Here, a negative difference in frequency indicates that the CAFS-simulated frequency of a particular stability regime was lower than observed, and a positive difference indicates that the CAFS-simulated frequency was higher than observed.

The most common stability regimes in the observations (Figure 9a) are VSM-SSA and NN-SSA, the frequencies of which are both greatly underestimated by CAFS annually (by 14% and 20%, respectively) and in all individual seasons (Figure 9b). WS-SSA is not observed as frequently but is also underrepresented by CAFS (by 3.8%). Near-surface stability of VSM, WS, or NN with moderate or weak stability aloft (-MSA or -WSA) is observed less frequently than strong stability aloft (especially -WSA), and all such stability regimes are overrepresented by CAFS annually (0.7%–7.5% for -MSA and 2.1%–9.6% for -WSA). This is true seasonally as well, except for NN-MSA in fall and summer and WS-MSA in spring, which are underrepresented. Additionally, annually and in spring and summer, the frequency of NN (which was never observed) is overestimated by CAFS (by 1.3% annually and by 3.2% and 1.8% in spring and summer, respectively). SS and MS are the next most frequently observed regimes aside from VSM-SSA and NN-SSA (Figure 9a), both of which are overrepresented by CAFS annually (by 3.1% and 1.9%, respectively). When broken into seasons, SS and MS are both overrepresented in fall and winter (the greatest overestimation is for SS in winter, of 19%) and underrepresented in spring. In summer, SS is underrepresented while MS is overrepresented. The difference in stability frequencies when compared with observations in 2- and 3-day forecasts are largely similar to those in 1-day forecasts.
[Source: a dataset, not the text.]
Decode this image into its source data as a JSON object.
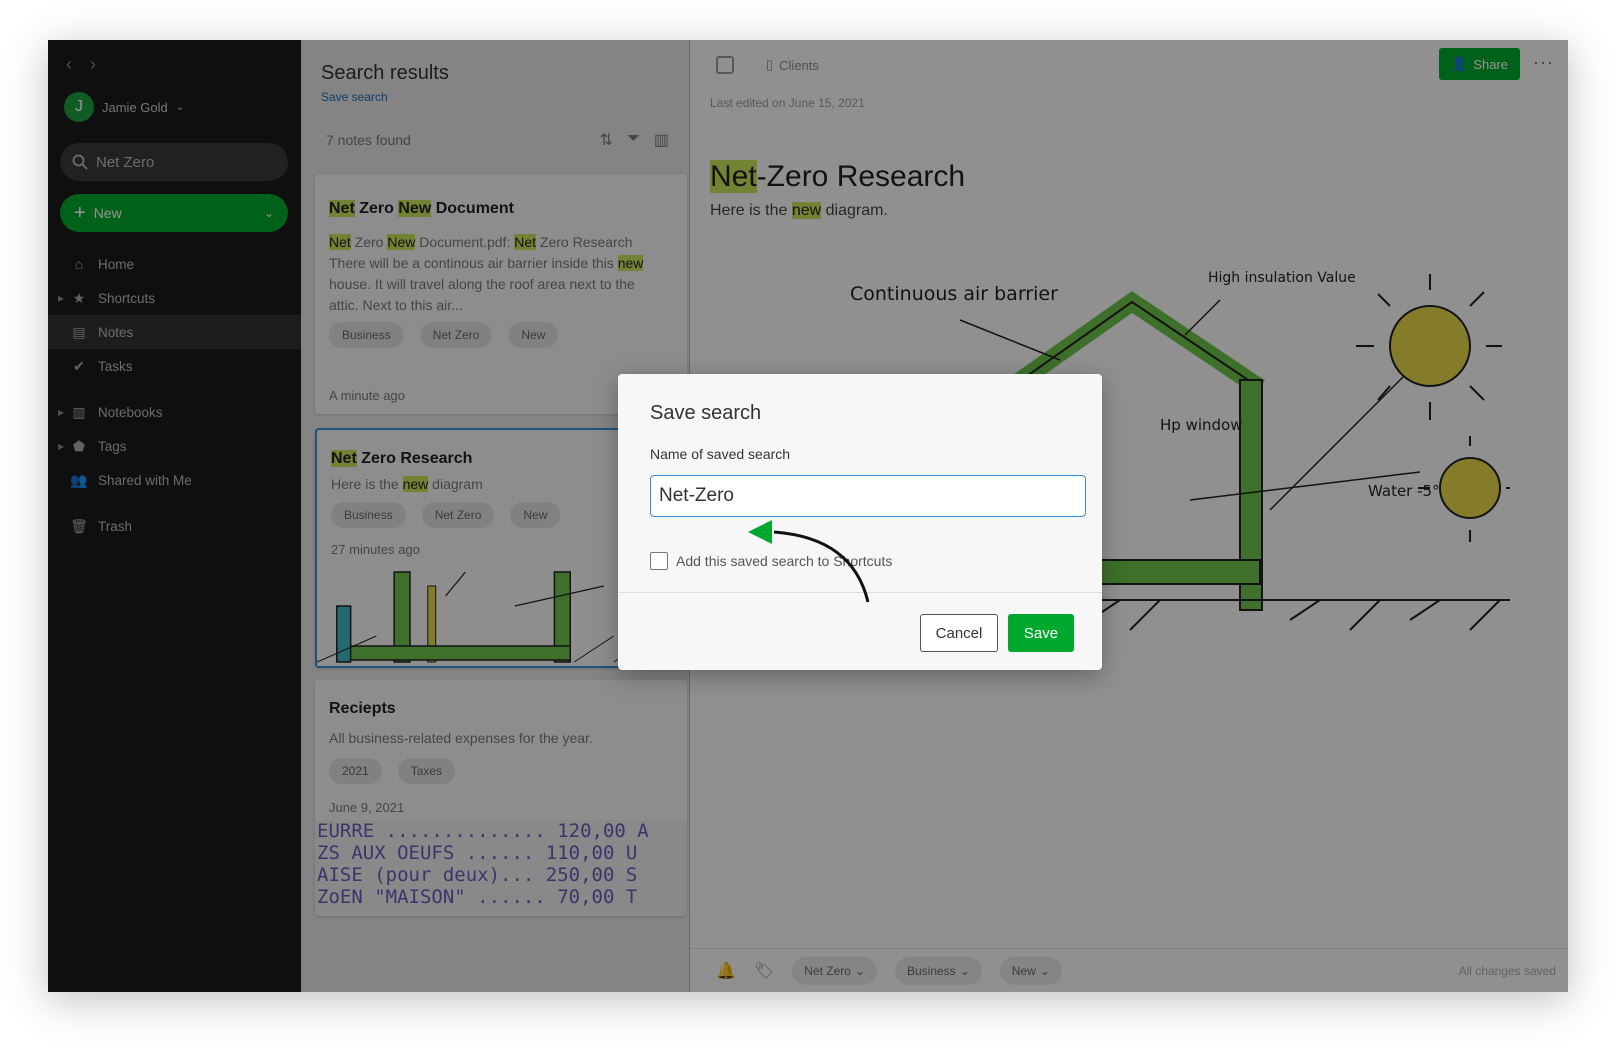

However one notable difference is that the annual overestimation of SS and MS decrease (to 0% and 0.8%, respectively, for the 2-day forecast) and ultimately become an underestimation (of 0.9% and 1.1%, respectively, for the 3-day forecast) as lead time increases.

Thus, on the whole, CAFS struggles to simulate strong stability aloft and overrepresents the frequency of a strongly or moderately stable near-surface atmosphere. One exception to the previous statement is that both strong and moderate near-surface stability are underrepresented in spring, and SS is underrepresented in summer. Looking at profiles of the bias in θv anomaly between CAFS and the radiosonde observations separated by season (Supplementary Figure S10), it is evident that bias is greatest in spring (followed by summer) among all the seasons (mean bias of 3 K in spring vs. 0.9 K annually for 1-day forecasts). This enhanced positive θv bias in CAFS near the surface (i.e., a decreased temperature gradient) indicates that CAFS is undersimulating stability, particularly in spring. Therefore, we expect to see greater differences in radiative and mechanical forcings between CAFS and the observations in spring versus the other seasons.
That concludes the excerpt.